Study finds nearly 90% of EU workers would lose UK jobs in event of Brexit
Nearly nine in 10 European Union workers in the UK would fail to meet visa requirements and would face losing their jobs in the event of Brexit, presenting a "serious challenge" to thousands of firms, a report has found.
The research found only 12% of the 1.6 million EU citizens working in the UK would meet visa requirements under the policies applied to people from the rest of the world.
Although almost 14% of workers in the accommodation and food sectors are from the EU, less than 1% would qualify under the UK visa policy, the research by the Social Market Foundation (SMF) think tank and recruitment agency Adecco found.
Remain campaign Britain Stronger In Europe said the impact of Brexit and the end of EU free movement rules would be "catastrophic" for public services which rely on European workers.
Nigel Keohane, co-author of the SMF report, said: "Our research shows the reliance that UK employers have on EU workers.
"In the event of a vote to leave we do not know what immigration regime would take the place of free movement.
"Our analysis of the potential effects of applying the current visa policy for non-European workers to EU workers and other potential strategies reveals the potential scale of the effect on UK employers."
Adecco's managing director Adam Hawkins said: "Under a scenario where free movement of labour no longer applies and EU workers were subjected to the same visa requirements that are currently in place for non-EEA workers, 88% of EU workers currently working in the UK would fail to qualify.
"Filling this gap may pose a real challenge for UK employers.
"With 1.6 million EU workers currently making up around 6% of the UK workforce, it is clear that a severe change to our relationship with the European Union could provide a serious challenge to thousands of British businesses."
Immigration is one of the key battlegrounds in the Brexit debate, with Leave campaigners claiming the number coming to the UK is unsustainable and EU incomers have hit job chances and pay rates for UK workers.
Around 270,000 EU citizens came to the UK last year - up 6,000 - with 86,000 Brits heading the other way, giving a net migration figure of 184,000, 10,000 more than the previous 12 months.
But the Remain camp claim immigrants have been economically beneficial and play a vital role in public services such as the NHS.
Office for National Statistics figures show 240,000 EU citizens work in the public sector, including more than 130,000 on health and social care roles.
Shadow Treasury chief secretary Seem Malhotra said: "Leave campaigners like Boris Johnson and Nigel Farage have spent years arguing for cuts in the public sector, including our NHS. Now they want to burden vital services with staff shortages too.
"Leaving Europe would be catastrophic for the public sector, leaving services under-manned and staff overstretched.
"Anyone who works in or depends on our public service should reject the divisive, dog-whistle Leave campaign and vote to remain in Europe on June 23."
Unison general secretary Dave Prentis said: "If we left the EU, our NHS and social care could quickly be at the point of collapse as, at a stroke, it would be much harder to recruit nurses, midwives, and other health workers.
"Spending on agency workers would go through the roof as hospitals and councils were forced to look elsewhere for staff.
"Workers from across Europe are making a valuable contribution to Britain, helping to keep us all healthier, safer and well cared for.

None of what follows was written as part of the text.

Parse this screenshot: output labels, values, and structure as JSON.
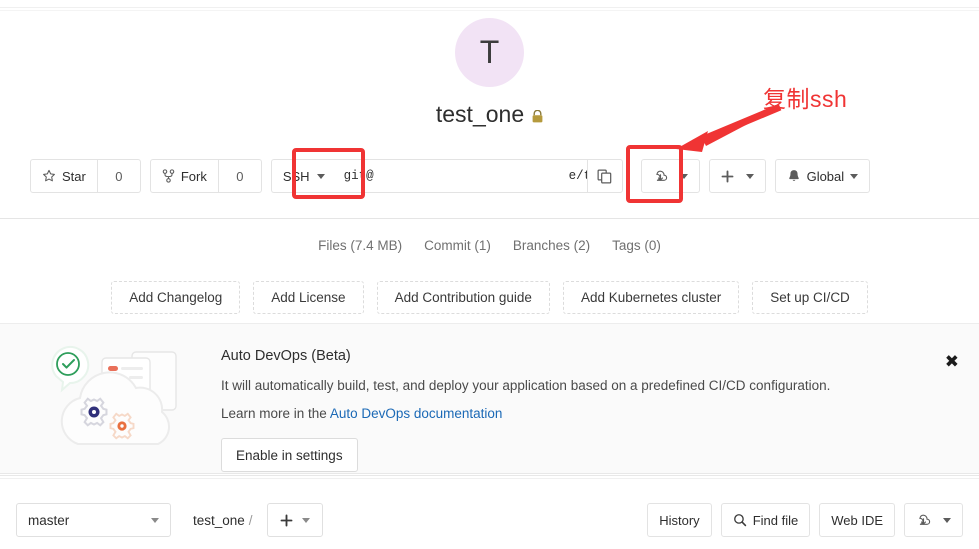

"The economic turmoil that would result from a vote to leave the EU would be a hammer blow to our public services, which would leave patients, staff and service users much worse off."
Brexit-backing Tory MEP Daniel Hannan said: "The In campaign are trying to distract from the out of control immigration system that we are locked into while we stay in the EU.
"If we vote Leave we will be able to take back control of our borders and create a fairer immigration system that prioritises the skills that we need here in the UK and stops the open door policy which puts pressure on public services."